Academic Editor: Syed Ibrahim Rizvi

Copyright © 2012 Petr Ježek et al. This is an open access article distributed under the Creative Commons Attribution License, which permits unrestricted use, distribution, and reproduction in any medium, provided the original work is properly cited.


We reviewed mechanisms that determine reactive oxygen species (redox) homeostasis, redox information signaling and metabolic/regulatory function of autocrine insulin signaling in pancreatic β cells, and consequences of oxidative stress and dysregulation of redox/information signaling for their dysfunction. We emphasize the role of mitochondrion in β cell molecular physiology and pathology, including the antioxidant role of mitochondrial uncoupling protein UCP2. Since in pancreatic β cells pyruvate cannot be easily diverted towards lactate dehydrogenase for lactate formation, the respiration and oxidative phosphorylation intensity are governed by the availability of glucose, leading to a certain ATP/ADP ratio, whereas in other cell types, cell demand dictates respiration/metabolism rates.
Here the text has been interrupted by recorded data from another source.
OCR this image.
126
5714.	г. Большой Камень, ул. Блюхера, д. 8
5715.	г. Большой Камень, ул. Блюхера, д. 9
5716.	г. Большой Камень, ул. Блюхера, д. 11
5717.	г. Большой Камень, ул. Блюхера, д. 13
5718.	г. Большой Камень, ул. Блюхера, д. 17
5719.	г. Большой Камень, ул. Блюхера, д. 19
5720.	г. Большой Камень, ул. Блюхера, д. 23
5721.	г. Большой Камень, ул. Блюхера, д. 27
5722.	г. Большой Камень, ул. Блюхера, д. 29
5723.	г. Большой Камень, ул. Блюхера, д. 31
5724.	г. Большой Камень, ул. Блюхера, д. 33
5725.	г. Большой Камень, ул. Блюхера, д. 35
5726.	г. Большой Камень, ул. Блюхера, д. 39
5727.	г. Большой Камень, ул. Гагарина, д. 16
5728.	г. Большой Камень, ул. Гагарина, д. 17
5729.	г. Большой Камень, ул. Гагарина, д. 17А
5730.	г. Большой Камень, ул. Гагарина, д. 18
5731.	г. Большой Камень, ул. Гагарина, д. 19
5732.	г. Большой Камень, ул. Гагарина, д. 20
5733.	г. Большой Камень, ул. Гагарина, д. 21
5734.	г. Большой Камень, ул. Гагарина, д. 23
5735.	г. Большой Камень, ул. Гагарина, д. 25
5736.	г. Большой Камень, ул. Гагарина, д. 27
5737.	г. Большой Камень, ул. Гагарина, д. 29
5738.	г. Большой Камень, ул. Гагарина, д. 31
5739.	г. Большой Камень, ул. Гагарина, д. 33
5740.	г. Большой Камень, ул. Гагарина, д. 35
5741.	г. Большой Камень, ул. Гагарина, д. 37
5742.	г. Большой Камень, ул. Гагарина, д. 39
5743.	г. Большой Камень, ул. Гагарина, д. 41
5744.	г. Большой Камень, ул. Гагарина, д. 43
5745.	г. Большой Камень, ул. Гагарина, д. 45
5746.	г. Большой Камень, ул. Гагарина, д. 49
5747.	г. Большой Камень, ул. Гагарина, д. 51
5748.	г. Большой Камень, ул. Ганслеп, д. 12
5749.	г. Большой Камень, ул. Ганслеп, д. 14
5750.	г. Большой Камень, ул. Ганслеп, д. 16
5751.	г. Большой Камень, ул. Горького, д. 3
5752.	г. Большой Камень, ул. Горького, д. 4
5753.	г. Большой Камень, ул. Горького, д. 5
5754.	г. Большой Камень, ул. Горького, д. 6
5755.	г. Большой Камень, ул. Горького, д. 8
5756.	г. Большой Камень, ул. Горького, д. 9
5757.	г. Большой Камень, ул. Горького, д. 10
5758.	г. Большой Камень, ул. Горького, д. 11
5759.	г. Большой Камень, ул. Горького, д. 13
Moreover, we examine the possibility that type 2 diabetes mellitus might be considered as an inevitable result of progressive self-accelerating oxidative stress and concomitantly dysregulated information signaling in peripheral tissues as well as in pancreatic β cells. It is because the redox signaling is inherent to the insulin receptor signaling mechanism and its impairment leads to the oxidative and nitrosative stress. Also emerging concepts, admiting participation of redox signaling even in glucose sensing and insulin release in pancreatic β cells, fit in this view. For example, NADPH has been firmly established to be a modulator of glucose-stimulated insulin release.